Gardening may not often be associated with prison.

Gardening may not often be associated with prison.

But, a community service garden program at the U.S. Penitentiary in Leavenworth yielded more than 85,000 pounds of produce last year. The program is on track to yield between 150,000 and 160,000 pounds this year, said Keith Thomas, education specialist at the federal prison.

He said the produce is donated to local food banks.

Thomas discussed the program Thursday during a meeting of USP's Community Relations Board.

The board, which includes various local government and business officials, meets four times a year.

The produce being grown this year at the prison includes sweet corn, tomatoes, broccoli, potatoes, peppers, squash, watermelon, cabbage and lettuce.

"We have a lot of different things," Thomas said.

He said the prison has a greenhouse that can accommodate 10,000 seedlings.

He said the there are 24 acres for the field operations of the garden program. He said the land is part farm field that was used when the prison was a self-sufficient institution.

Thomas said many of the inmates who participate in the program previously had never worked in a garden or on a farm.

He said they like working in the garden.

"It helps their heart," he said. "It helps their mind."

Thomas said the inmates feel as though they are giving back.

He said prison officials try to compost all of the yard waste around USP.

He said the prison can use the compost for the soil in the garden.

The prison also uses a vermicomposting process which involves feeding kitchen scraps to worms.
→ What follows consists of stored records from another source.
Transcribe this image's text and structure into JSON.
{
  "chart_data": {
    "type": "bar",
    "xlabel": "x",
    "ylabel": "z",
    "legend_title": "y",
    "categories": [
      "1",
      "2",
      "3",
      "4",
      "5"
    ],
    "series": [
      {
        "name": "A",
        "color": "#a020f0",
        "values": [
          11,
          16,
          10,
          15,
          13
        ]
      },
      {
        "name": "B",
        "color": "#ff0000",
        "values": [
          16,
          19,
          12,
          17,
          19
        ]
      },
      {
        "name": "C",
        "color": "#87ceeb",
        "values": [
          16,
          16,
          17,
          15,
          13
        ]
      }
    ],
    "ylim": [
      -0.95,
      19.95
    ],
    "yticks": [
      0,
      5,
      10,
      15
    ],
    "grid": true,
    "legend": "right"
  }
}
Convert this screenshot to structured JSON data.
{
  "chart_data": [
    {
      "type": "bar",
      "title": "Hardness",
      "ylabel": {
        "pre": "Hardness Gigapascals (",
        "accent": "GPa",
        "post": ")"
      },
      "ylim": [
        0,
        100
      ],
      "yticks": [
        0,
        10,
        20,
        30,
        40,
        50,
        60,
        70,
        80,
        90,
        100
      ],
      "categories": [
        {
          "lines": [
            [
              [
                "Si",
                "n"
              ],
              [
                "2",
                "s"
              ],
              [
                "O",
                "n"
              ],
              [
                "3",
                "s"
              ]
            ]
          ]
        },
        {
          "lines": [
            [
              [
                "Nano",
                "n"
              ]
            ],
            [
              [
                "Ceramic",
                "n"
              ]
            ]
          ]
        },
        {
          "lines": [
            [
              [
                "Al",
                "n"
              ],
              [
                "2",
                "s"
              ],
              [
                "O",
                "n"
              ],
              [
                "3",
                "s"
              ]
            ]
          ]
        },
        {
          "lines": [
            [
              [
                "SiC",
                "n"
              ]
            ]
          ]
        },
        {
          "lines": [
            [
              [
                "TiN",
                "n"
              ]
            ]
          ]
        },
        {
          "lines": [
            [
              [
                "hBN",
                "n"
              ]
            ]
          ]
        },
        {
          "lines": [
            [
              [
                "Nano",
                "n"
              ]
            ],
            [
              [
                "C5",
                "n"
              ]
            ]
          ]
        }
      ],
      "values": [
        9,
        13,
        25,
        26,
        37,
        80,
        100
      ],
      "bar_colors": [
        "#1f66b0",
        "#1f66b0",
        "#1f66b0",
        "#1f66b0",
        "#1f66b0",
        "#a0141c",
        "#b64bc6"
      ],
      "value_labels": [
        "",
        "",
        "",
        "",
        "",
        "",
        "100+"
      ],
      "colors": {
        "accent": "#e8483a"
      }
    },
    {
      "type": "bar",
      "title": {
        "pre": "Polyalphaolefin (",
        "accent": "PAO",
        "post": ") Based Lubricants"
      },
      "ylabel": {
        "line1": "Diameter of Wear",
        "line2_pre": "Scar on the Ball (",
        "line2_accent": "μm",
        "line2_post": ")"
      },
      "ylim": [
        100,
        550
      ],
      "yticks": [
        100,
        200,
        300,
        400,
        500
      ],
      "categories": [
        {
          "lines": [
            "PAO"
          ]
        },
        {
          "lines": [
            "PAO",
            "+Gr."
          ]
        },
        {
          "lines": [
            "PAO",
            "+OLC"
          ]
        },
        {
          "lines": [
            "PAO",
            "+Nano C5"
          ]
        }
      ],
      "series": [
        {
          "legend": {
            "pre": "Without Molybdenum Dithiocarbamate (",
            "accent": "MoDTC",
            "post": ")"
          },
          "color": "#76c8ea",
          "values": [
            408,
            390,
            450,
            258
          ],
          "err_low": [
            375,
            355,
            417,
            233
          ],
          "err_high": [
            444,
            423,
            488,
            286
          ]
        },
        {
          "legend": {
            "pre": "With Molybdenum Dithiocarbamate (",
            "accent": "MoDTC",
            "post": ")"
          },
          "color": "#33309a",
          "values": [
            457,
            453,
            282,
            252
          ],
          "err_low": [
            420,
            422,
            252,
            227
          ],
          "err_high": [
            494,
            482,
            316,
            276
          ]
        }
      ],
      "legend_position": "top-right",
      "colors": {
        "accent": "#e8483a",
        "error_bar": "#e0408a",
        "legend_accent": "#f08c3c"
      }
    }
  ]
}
Thomas said this creates vermicast, or worm manure, which is a good soil supplement.

He said the USP uses red wiggler worms for the vermicomposting process.
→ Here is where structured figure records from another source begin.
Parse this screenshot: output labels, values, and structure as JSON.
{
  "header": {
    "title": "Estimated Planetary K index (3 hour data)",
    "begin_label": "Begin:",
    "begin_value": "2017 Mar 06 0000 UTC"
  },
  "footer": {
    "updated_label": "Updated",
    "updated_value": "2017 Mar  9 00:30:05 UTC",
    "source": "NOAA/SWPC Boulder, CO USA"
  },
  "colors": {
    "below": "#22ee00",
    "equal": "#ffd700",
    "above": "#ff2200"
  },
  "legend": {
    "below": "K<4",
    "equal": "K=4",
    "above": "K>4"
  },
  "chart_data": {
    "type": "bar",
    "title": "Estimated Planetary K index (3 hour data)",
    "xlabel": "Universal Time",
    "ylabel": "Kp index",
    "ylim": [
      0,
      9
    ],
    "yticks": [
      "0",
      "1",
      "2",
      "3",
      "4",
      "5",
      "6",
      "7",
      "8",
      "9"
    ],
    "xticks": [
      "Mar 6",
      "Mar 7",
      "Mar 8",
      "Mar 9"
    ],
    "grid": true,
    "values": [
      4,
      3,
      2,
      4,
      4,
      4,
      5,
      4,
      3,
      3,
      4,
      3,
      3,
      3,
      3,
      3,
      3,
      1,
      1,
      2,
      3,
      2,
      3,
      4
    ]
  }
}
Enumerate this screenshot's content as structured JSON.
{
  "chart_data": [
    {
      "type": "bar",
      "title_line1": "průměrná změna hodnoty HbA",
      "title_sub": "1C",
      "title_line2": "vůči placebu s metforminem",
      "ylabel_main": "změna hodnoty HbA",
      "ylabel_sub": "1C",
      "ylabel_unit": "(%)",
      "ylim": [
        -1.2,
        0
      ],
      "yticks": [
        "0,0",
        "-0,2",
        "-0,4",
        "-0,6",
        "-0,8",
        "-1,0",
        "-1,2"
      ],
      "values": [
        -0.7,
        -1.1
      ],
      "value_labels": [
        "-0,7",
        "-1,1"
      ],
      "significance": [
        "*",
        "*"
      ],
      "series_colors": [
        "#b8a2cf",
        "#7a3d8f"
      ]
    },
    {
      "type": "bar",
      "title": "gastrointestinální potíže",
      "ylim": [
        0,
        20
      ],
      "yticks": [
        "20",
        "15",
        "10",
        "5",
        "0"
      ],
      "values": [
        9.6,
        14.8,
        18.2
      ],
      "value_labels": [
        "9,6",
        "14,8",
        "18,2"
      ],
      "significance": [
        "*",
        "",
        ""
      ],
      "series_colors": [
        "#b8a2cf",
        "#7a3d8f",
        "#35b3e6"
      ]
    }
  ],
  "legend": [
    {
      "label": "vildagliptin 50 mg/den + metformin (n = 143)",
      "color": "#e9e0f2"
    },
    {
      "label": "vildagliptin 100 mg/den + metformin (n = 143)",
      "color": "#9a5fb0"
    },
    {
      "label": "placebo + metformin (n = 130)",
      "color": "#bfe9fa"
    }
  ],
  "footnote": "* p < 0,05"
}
"They can eat their weight in food every day," he said.

Thomas said the prison also catches rainwater that comes off rooftops into tanks. The water is used for the garden.

In times when there is no rain, the prison can draw water from three farm ponds to use in the garden.
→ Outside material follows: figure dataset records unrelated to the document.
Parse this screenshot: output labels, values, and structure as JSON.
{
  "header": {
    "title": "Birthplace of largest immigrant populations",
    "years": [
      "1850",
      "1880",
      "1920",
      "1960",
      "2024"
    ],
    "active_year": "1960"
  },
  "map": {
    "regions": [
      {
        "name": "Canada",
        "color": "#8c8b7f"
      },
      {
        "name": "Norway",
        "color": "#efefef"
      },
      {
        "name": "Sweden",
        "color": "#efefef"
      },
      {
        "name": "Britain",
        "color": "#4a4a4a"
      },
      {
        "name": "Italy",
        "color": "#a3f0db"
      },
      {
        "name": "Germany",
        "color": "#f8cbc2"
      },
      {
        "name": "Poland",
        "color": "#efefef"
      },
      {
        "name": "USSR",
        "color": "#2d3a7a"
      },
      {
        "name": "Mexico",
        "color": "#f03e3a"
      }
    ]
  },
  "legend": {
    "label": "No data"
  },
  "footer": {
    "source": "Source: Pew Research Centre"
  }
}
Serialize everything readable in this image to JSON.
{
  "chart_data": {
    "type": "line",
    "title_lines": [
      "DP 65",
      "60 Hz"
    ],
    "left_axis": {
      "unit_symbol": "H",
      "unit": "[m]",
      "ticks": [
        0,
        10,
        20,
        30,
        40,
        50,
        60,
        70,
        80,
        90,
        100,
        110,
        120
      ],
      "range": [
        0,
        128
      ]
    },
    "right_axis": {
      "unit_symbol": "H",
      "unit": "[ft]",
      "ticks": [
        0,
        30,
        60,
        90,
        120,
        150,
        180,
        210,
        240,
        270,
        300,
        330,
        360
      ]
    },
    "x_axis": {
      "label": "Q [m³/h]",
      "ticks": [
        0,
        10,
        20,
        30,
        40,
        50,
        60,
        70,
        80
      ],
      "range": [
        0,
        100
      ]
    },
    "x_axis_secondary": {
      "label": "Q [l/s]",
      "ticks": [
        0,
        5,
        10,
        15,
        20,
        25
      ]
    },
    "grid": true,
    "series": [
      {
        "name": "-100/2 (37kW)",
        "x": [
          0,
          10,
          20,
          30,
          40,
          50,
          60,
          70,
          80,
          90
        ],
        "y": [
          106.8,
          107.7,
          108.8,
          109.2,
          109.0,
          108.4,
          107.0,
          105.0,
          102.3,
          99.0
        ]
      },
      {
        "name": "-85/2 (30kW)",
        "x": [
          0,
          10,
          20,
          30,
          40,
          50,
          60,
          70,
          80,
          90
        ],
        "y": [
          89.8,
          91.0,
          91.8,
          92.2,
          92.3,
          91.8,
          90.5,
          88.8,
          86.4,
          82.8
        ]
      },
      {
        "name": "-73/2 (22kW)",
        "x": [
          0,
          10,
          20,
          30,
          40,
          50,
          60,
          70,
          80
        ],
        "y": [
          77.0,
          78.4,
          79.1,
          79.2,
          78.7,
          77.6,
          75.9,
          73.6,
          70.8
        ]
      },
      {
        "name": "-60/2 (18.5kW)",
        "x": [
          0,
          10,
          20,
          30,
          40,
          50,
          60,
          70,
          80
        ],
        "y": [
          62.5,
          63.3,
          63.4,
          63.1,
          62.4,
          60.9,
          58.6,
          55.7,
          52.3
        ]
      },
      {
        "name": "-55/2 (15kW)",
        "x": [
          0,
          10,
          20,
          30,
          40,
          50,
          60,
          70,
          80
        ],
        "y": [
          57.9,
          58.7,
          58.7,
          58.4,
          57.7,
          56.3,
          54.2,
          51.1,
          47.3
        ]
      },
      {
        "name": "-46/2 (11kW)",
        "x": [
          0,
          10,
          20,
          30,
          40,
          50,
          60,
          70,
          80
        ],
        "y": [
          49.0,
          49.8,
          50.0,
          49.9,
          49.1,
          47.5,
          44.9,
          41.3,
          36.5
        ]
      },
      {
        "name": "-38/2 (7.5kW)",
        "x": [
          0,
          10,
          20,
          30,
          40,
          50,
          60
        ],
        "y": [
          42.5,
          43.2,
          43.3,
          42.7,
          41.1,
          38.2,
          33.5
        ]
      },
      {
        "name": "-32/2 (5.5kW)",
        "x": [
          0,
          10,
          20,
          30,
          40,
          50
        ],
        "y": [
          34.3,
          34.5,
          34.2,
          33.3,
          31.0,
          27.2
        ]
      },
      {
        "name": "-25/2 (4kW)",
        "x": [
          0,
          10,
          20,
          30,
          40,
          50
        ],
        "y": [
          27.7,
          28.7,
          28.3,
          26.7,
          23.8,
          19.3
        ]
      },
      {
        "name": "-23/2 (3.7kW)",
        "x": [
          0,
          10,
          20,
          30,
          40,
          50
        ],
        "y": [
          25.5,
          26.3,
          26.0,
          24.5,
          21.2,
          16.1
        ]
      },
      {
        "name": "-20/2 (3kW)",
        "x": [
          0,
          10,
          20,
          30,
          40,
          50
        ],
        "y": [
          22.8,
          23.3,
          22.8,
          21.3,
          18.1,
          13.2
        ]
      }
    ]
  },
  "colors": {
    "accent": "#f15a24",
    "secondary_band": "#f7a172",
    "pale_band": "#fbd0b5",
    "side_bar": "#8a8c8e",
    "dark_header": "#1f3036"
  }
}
In the future, Thomas said he would like for USP to implement a seed bank. He also would like for inmates to receive certification for working in the program.

Local banker Brian Habjan said he works on the community arm of the prison produce program.

"We do run this as a zero cost to the institution," he said.

He said about $3,000 is raised for the program each year.

He said the program can always use equipment such as hoes and shovels that people no longer need and are looking to get rid of.